Monday, April 8, 2013

Wedding 4/6/13

Yesterday, I had the opportunity to go to a Burundi wedding.  One of the cleaning ladies at school got married to a secondary school English teacher.  The French invitation said the civil union, or legal wedding document signing, was at 11am.  The wedding in the church was to be held at 2:30pm, and the reception afterwards at 5pm. 

A man named Peter recently moved to Gitega from the capital with his wife.  Peter recently got married in December, shortly before I came to Burundi.  Part of Peter's job is to schedule all the rides from school, town and the Children's home.  Peter has spent some time in England, and speaks English very well.  Peter was a big help to me during the wedding.  He explained to me that the family generally goes to the civil union, some people go to the church wedding, and everyone goes to the reception.  I had planned to go to the reception, but ended up going to the church wedding as well.

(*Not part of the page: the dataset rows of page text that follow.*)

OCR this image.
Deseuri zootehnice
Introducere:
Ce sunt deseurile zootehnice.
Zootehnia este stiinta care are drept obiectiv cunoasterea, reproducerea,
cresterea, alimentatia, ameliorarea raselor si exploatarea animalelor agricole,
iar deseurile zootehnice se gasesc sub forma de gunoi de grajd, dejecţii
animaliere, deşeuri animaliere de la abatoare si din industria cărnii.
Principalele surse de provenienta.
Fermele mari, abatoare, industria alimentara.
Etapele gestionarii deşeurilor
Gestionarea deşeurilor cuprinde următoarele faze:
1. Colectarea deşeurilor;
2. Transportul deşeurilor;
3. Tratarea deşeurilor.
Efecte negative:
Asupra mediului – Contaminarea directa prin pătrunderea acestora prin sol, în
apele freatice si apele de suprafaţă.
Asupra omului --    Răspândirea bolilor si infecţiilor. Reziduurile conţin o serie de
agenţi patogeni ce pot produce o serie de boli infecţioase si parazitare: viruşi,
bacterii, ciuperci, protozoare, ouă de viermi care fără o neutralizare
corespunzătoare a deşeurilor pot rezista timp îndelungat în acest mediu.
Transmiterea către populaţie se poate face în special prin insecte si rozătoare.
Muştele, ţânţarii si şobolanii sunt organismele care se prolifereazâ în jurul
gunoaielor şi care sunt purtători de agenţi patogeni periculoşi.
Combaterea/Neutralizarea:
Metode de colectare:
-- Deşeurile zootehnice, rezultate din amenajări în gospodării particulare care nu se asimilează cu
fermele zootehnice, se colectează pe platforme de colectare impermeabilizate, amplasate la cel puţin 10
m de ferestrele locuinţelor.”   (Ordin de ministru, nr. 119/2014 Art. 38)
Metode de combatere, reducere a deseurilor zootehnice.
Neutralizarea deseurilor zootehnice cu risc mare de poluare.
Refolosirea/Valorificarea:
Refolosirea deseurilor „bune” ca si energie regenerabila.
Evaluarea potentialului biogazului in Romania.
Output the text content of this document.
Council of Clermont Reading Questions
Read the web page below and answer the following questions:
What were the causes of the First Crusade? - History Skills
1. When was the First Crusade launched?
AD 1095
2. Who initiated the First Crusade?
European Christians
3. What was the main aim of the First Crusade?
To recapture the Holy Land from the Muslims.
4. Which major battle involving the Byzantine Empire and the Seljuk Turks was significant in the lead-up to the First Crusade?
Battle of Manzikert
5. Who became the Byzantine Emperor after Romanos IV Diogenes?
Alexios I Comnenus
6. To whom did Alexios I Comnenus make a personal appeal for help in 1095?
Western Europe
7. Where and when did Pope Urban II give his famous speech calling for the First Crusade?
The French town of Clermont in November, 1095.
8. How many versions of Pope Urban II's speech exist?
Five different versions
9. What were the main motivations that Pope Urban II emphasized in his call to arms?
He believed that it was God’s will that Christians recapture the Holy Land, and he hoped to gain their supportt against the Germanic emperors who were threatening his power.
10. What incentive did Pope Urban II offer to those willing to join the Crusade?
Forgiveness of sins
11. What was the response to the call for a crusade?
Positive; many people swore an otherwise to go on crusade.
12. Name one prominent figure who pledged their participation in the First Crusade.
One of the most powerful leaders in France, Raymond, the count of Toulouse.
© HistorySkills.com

I once read about a man that showed up to an African wedding at 9am in the morning.  He had been waiting for a couple of hours when the groom rode up on the bicycle and greeted him.  Things didn't really happen until sometime that afternoon.

Did this wedding happen on time?  Nope.  But...TIA (This is Africa).  I was scheduled to leave home at 2pm, but my ride didn't show up until sometime after that.  Peter later explained to me that a man had fallen on his bicycle into a pile of stones near Peter's gate.  The man had a bad head wound, and a large gash in his arm.  So, Peter and one of the drivers loaded him into a truck, and drove him to the hospital.  Please pray for the man!  Burundi does not have the best equipment or knowledge for treating head traumas.

Once we arrived at the church, we waited for some time. Peter explained to me that typically, there is a dowry day before the wedding.  On dowry day, the couple and parents discuss and decide how much the husband pays the bride's parents for his wife.  I wish I could tell you what was decided for this wedding, but alas, that information is not shared.  Instead of a dowry day, the dowry meeting for this wedding  before the church ceremony, and it delayed the wedding.



For weddings, traditionally people wear envutanos, or a long skirt, a shash, and an under shirt.  I managed to find fabric with Ryan's help, and got an envutano made.  For the fabric and labor, it was less than $10.


Peter and his wife.
One of the wedding guests and her baby.

There aren't flowers for sale in the city where I live.
The flowers were probably brought from the capital.
When I entered the church, I was escorted to the front pew.  I don't like sitting near the front because I'm a muzungu (foreign), but I go with it.  Ryan didn't come, and all the other muzungus are out of town.  Since I was up front, I thought maybe I could get some good pictures for you and for the wedding party.



When the wedding started, the wedding party came to the front and sat down.  The wedding started at 4:30pm, about 2 1/2 hours after the time on the invitation.  There wasn't much of a grand entrance, marching down the aisle, and I don't remember standing for the bride's entrance.  The other staff members I sat with encouraged me to go up and take pictures.  There were other cameras and others taking videos, so I didn't feel it was necessary to go up front. I wouldn't go, so one of the other staff members went up to the front and took some pictures.  I'm not sure she has ever used a camera, so I tried to teach her a couple of things before she went.  There wasn't a time after the service to take pictures.


Once the wedding party was seated, they sung some worship songs.  There was a long sermon, wedding vows, exchanging of the rings, and the fastest exit of all the people out of a church that I've ever seen.  I didn't understand much.  I still don't speak or understand much of the Kirundi language.

We drove to the reception hall.  Peter told me there would be drinks.  I was expecting it to be a party, but it was more like a presentation.  Peter later explained to me it was a typical Christian wedding, and implied that's why there wasn't dancing or a party.

The wedding party was seated on the stage, guests of honor to the right and left of the stage, and everyone else in chairs seated on the floor.  Maybe you could guess what was next...there was Fanta, and there were speeches.  Two representatives of the families talked.  One promised free education for the children of the couple, and the other one promised the gift of a cow.  The Academic Dean of the school also gave a speech. 

Wedding party seated at the front of the reception hall.

Guests seated during the reception.

Seating for the wedding party.


Other ladies from school that clean.
 
The Academic Dean (left) and local Pastor (right).

There were two traditional dances.  I think to the wedding parties surprise, the second dance, the dancers went up and grabbed the wedding party.  Then, they came back down to the stage, and grabbed me!  So, there was some laughter as this muzungu tried to imitate the Burundi dances. The Academic Dean teased me and said,  "I would give you a B for your dancing."
At the end, guests quickly went up to the front, greeted the couple, and gave them wrapped gifts or cash.





For weddings in Burundi, there are often out of town guests.  After the reception, it's tradition for people to give the couple cooked food so they can host their out of town wedding guests.  I'm not sure that happened for this wedding, but it's something I thought was interesting.  So, at home I helped myself to boiled potatoes and avocados prepared by one of the cooks.